The following op-ed piece on civil juries was originally published in the Globe and Mail. Laura Hillyer is an injury lawyer as well as the vice-chair of the Ontario Safety League and president of the Ontario Trial Lawyers Association.
By Laura Hillyer
I have been practising law for long enough that I have a prepared speech for friends and family who tell me (usually while rolling their eyes) that they have been called for jury duty. Like any good lawyer, I describe the history of the jury and the vital role it has played in the development of our law. I explain the right to trial by one’s peers and the fundamental role citizens serve as jurors in a free and democratic society.
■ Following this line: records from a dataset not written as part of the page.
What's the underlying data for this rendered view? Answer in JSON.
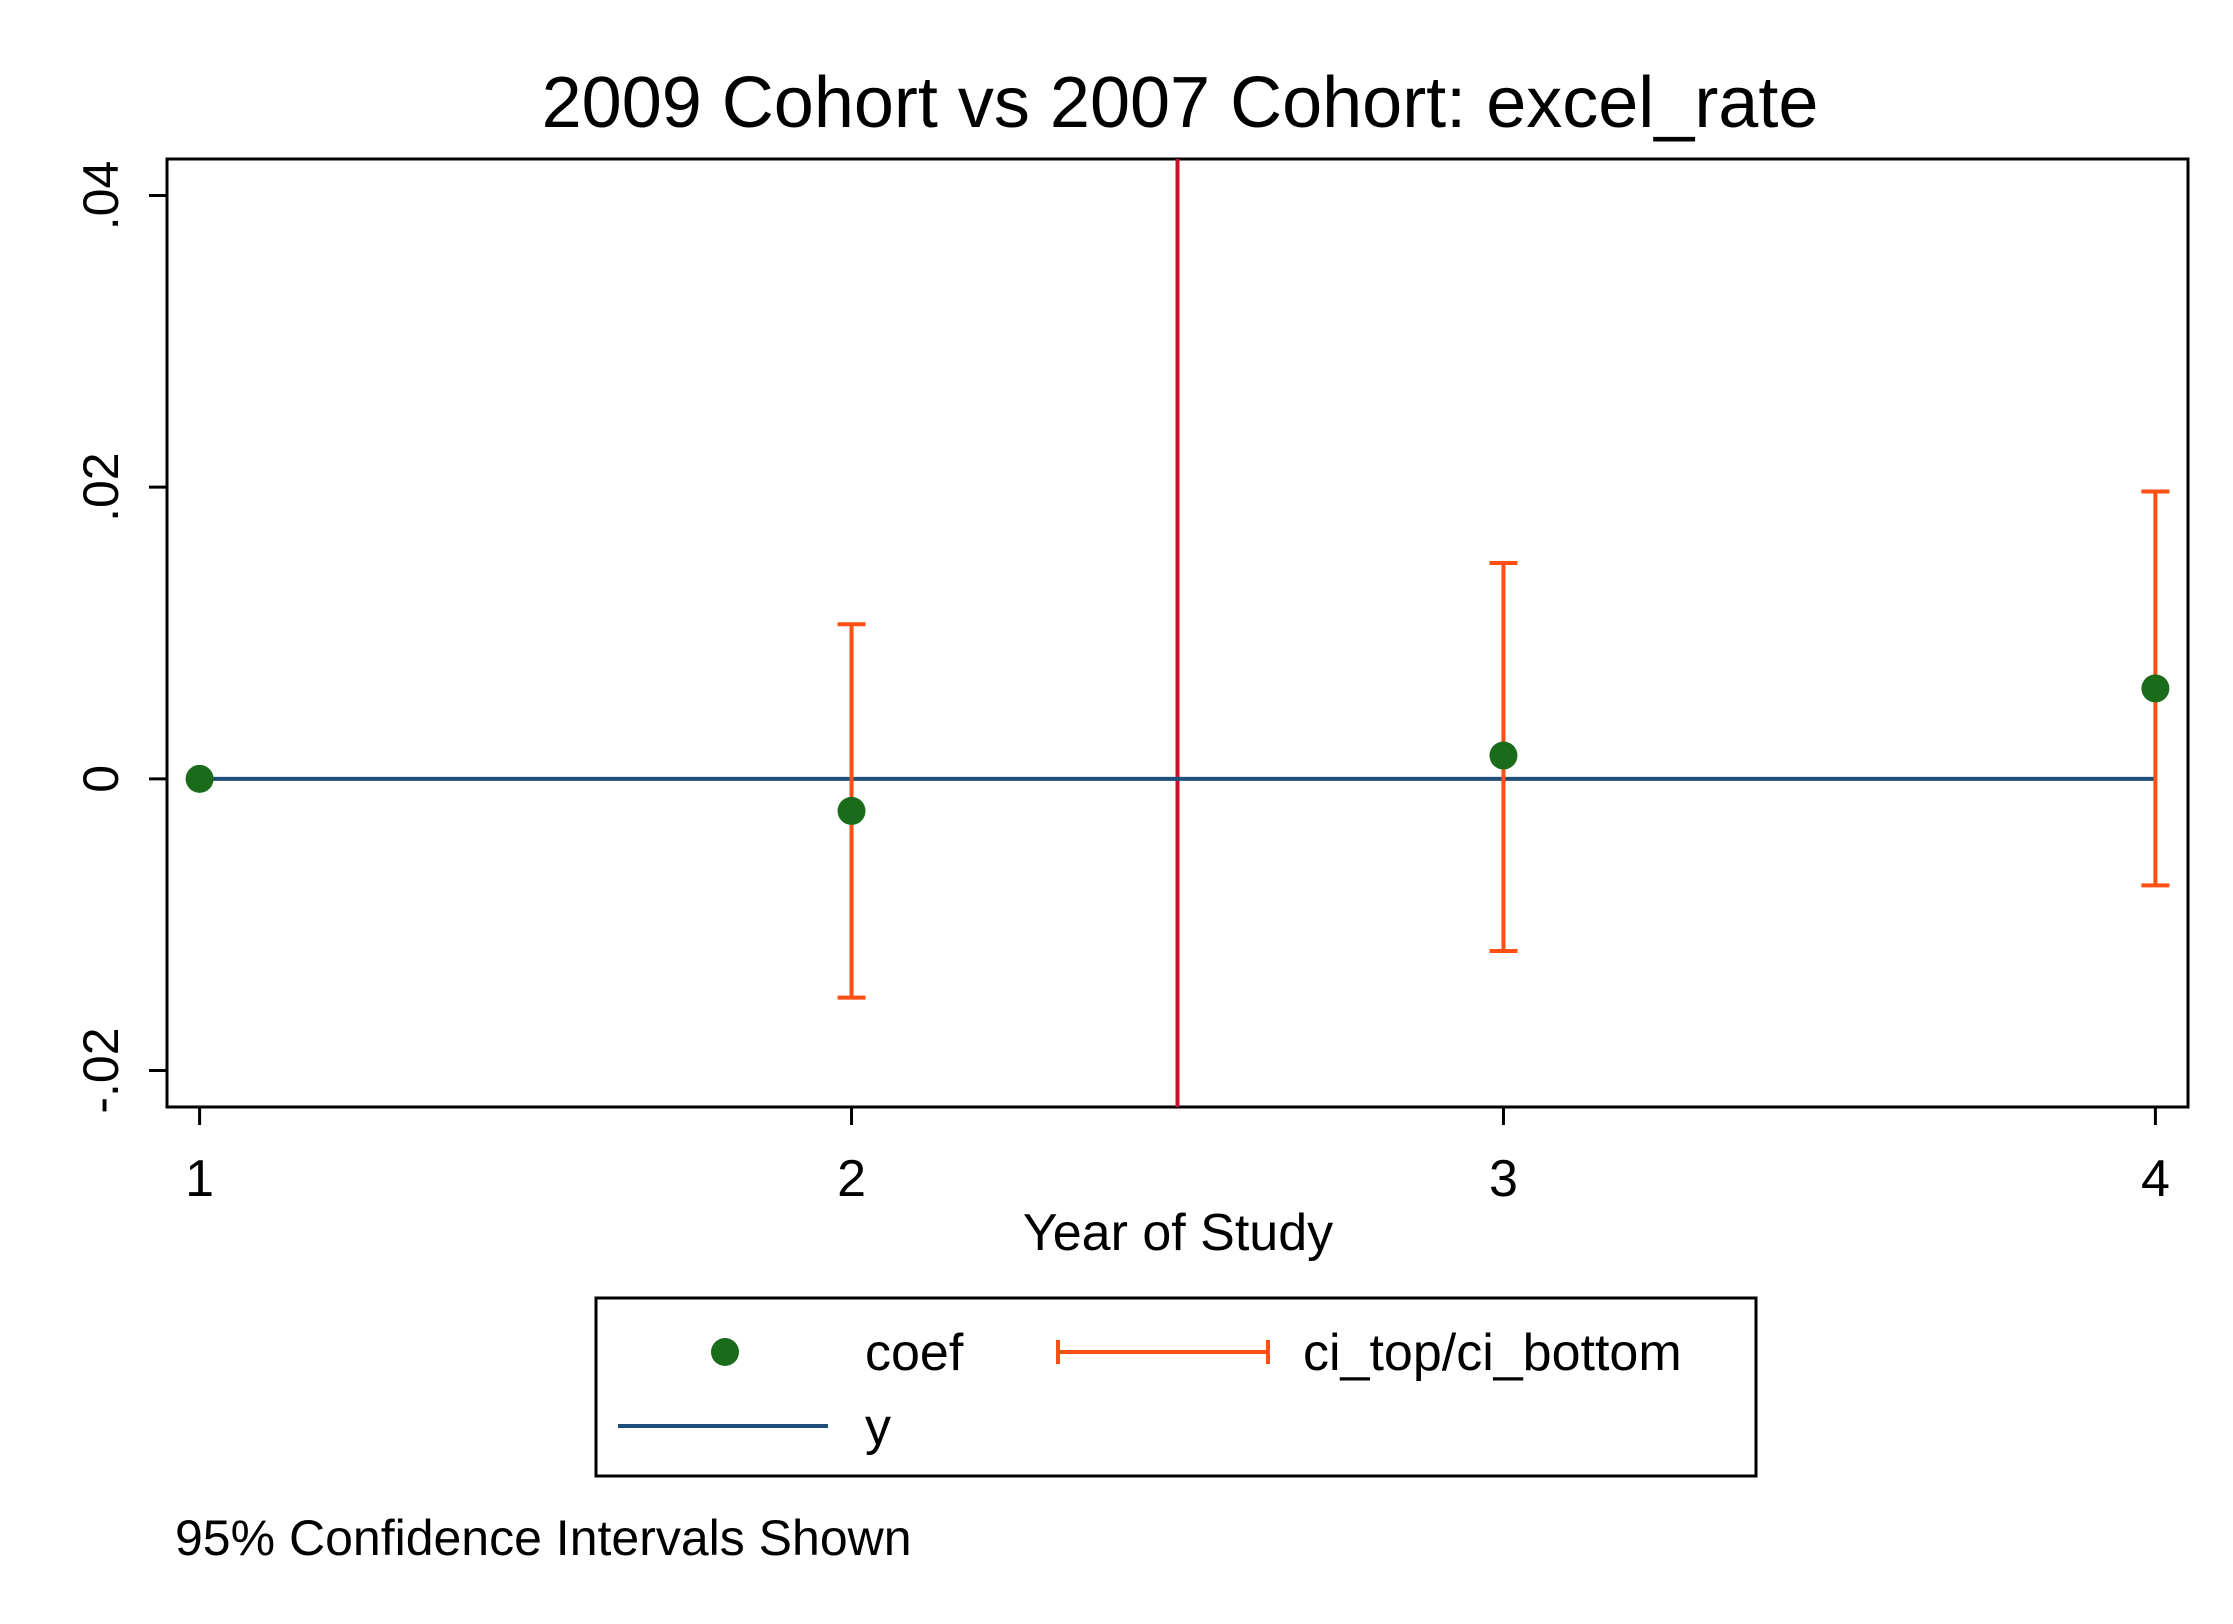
{
  "chart_data": {
    "type": "scatter",
    "title": "2009 Cohort vs 2007 Cohort: excel_rate",
    "xlabel": "Year of Study",
    "ylabel": "",
    "note": "95% Confidence Intervals Shown",
    "xlim": [
      0.95,
      4.05
    ],
    "ylim": [
      -0.0225,
      0.0425
    ],
    "x_ticks": [
      1,
      2,
      3,
      4
    ],
    "x_tick_labels": [
      "1",
      "2",
      "3",
      "4"
    ],
    "y_ticks": [
      -0.02,
      0,
      0.02,
      0.04
    ],
    "y_tick_labels": [
      "-.02",
      "0",
      ".02",
      ".04"
    ],
    "grid": false,
    "legend_position": "bottom",
    "colors": {
      "coef": "#1a6b1a",
      "ci": "#ff4f12",
      "y": "#1f4e79",
      "vline": "#c8102e",
      "axis": "#000000"
    },
    "reference_vline_x": 2.5,
    "series": [
      {
        "name": "coef",
        "kind": "points",
        "x": [
          1,
          2,
          3,
          4
        ],
        "y": [
          0,
          -0.0022,
          0.0016,
          0.0062
        ]
      },
      {
        "name": "ci_top/ci_bottom",
        "kind": "range-cap",
        "x": [
          2,
          3,
          4
        ],
        "top": [
          0.0106,
          0.0148,
          0.0197
        ],
        "bottom": [
          -0.015,
          -0.0118,
          -0.0073
        ]
      },
      {
        "name": "y",
        "kind": "line",
        "x": [
          1,
          4
        ],
        "y": [
          0,
          0
        ]
      }
    ],
    "legend": {
      "entries": [
        "coef",
        "ci_top/ci_bottom",
        "y"
      ]
    }
  }
}
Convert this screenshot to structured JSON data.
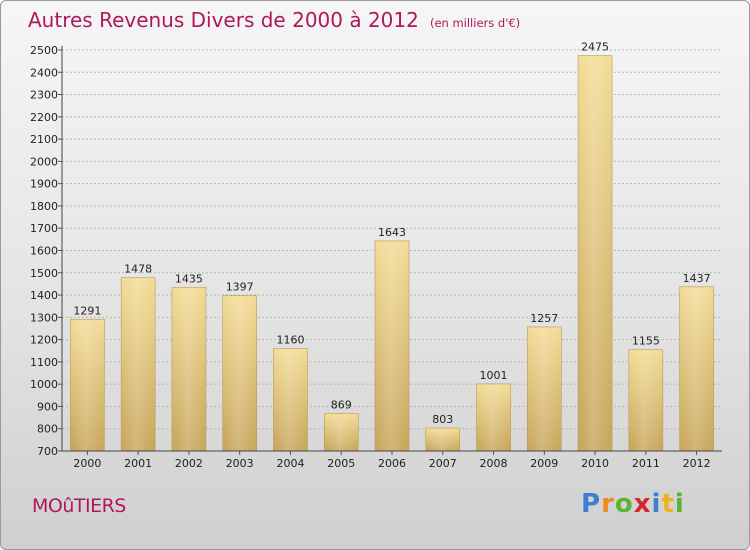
{
  "title": {
    "main": "Autres Revenus Divers de 2000 à 2012",
    "unit": "(en milliers d'€)"
  },
  "town": "MOûTIERS",
  "logo": {
    "text": "Proxiti",
    "letters": [
      {
        "ch": "P",
        "color": "#3b7fd0"
      },
      {
        "ch": "r",
        "color": "#f08a1c"
      },
      {
        "ch": "o",
        "color": "#5bb531"
      },
      {
        "ch": "x",
        "color": "#d6262c"
      },
      {
        "ch": "i",
        "color": "#3b7fd0"
      },
      {
        "ch": "t",
        "color": "#f0b21c"
      },
      {
        "ch": "i",
        "color": "#5bb531"
      }
    ]
  },
  "chart_data": {
    "type": "bar",
    "categories": [
      "2000",
      "2001",
      "2002",
      "2003",
      "2004",
      "2005",
      "2006",
      "2007",
      "2008",
      "2009",
      "2010",
      "2011",
      "2012"
    ],
    "values": [
      1291,
      1478,
      1435,
      1397,
      1160,
      869,
      1643,
      803,
      1001,
      1257,
      2475,
      1155,
      1437
    ],
    "ylim": [
      700,
      2500
    ],
    "yticks": [
      700,
      800,
      900,
      1000,
      1100,
      1200,
      1300,
      1400,
      1500,
      1600,
      1700,
      1800,
      1900,
      2000,
      2100,
      2200,
      2300,
      2400,
      2500
    ],
    "grid": true,
    "bar_color": "#dcc071"
  }
}
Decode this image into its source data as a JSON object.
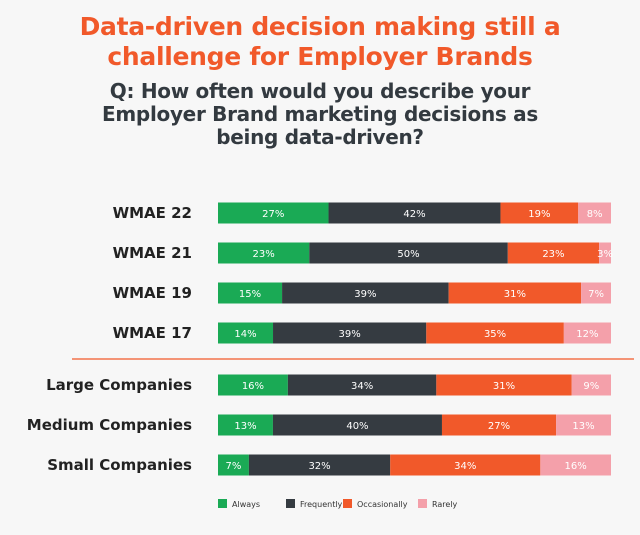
{
  "chart_data": {
    "type": "bar",
    "orientation": "horizontal",
    "stacked": true,
    "title": "Data-driven decision making still a challenge for Employer Brands",
    "subtitle": "Q: How often would you describe your Employer Brand marketing decisions as being data-driven?",
    "categories": [
      "WMAE 22",
      "WMAE 21",
      "WMAE 19",
      "WMAE 17",
      "Large Companies",
      "Medium Companies",
      "Small Companies"
    ],
    "series": [
      {
        "name": "Always",
        "color": "#1aaa55",
        "values": [
          27,
          23,
          15,
          14,
          16,
          13,
          7
        ]
      },
      {
        "name": "Frequently",
        "color": "#353b41",
        "values": [
          42,
          50,
          39,
          39,
          34,
          40,
          32
        ]
      },
      {
        "name": "Occasionally",
        "color": "#f1592a",
        "values": [
          19,
          23,
          31,
          35,
          31,
          27,
          34
        ]
      },
      {
        "name": "Rarely",
        "color": "#f4a0aa",
        "values": [
          8,
          3,
          7,
          12,
          9,
          13,
          16
        ]
      }
    ],
    "value_suffix": "%",
    "xlim": [
      0,
      100
    ],
    "grid": false,
    "legend": "bottom",
    "separator_after_category": "WMAE 17",
    "separator_color": "#f1592a"
  }
}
I believe all these things. But I must confess that it has become harder and harder to make the speech when the jury notice involves a civil trial, as opposed to a criminal trial. Indeed, the civil jury system in Ontario is broken. There was a significant backlog of civil cases even before COVID-19. Injury victims were routinely waiting a year, or even two years, for their trial dates. Criminal and family cases receive priority for court time. As a result, civil matters have become bogged down by delay. The length of time it takes to have a jury trial has led to an even greater backlog.
Juries are not needed for many routine civil matters. Where critical issues of justice are not at stake or where there is no public interest issue worthy of being tested, a jury is unnecessary. But for those cases which require a jury, it needs to be just, fair-minded and efficient.
In our current system, the experience of many civil claimants with a jury has been less than perfect. Why is that? First, jury trials take longer than judge-alone trials. The jurors need to be vetted, educated about the process and the law, and there is often a lengthy learning curve for complicated evidence. Second, throughout this lengthy process, jurors are pulled out of their regular lives. Unless employers cover jurors' income while serving, they are not compensated. Eventually, if the case goes on long enough, jurors will receive a paltry sum in exchange for their continued service. Given these circumstances, we should only use jurors in cases where their service is truly needed.
Ontario’s Attorney-General is reviewing the role of civil juries. This effort is to be applauded. Ontario is one of only a few remaining provinces where one party in a personal injury case can insist on a jury trial at the taxpayer’s expense. Most provinces in Canada do not have such easy access to civil juries. England, whose justice system served as the model for our own, has not had civil juries for 30 years.
Insurance companies want to keep the system as it is. Why is this? It is because they benefit from its current design. The complexities of the insurance system, combined with the complexities of the legal system, can overwhelm even the most diligent and well-intentioned juror. Unfortunately, when cases take a long time to try, frustrated jurors may develop a bias against the plaintiff for having started the claim in the first place. Insurers then have a further advantage as the jury is never told the full context in which the case is being heard and the decision is being rendered. The jury is never told that the defendant driver’s case is funded and defended by a large insurance company. The jury is further never told of the hidden $40,000 deductible that applies to the plaintiff’s general damages in motor vehicle cases. This means that the plaintiff may, in fact, end up receiving significantly lower damages than what the jury thinks it has awarded. This situation led Justice F.L. Myers of the Ontario Superior Court to comment in a 2016 decision that “… jury trials in civil cases seem to exist in Ontario solely to keep damages awards low in the interest of insurance companies. … ”
The Ontario government should take steps to effect much-needed changes to the civil jury system. It is possible to provide injury victims with timely and fair access to the civil courts, while decreasing the civil case backlog. The right to a civil jury should be reserved for a small subset of cases, such as those that trigger the public interest or where community values are at stake. Then, when friends and family receive jury notices, I will have no reservations about encouraging them to seize the opportunity to serve as a juror.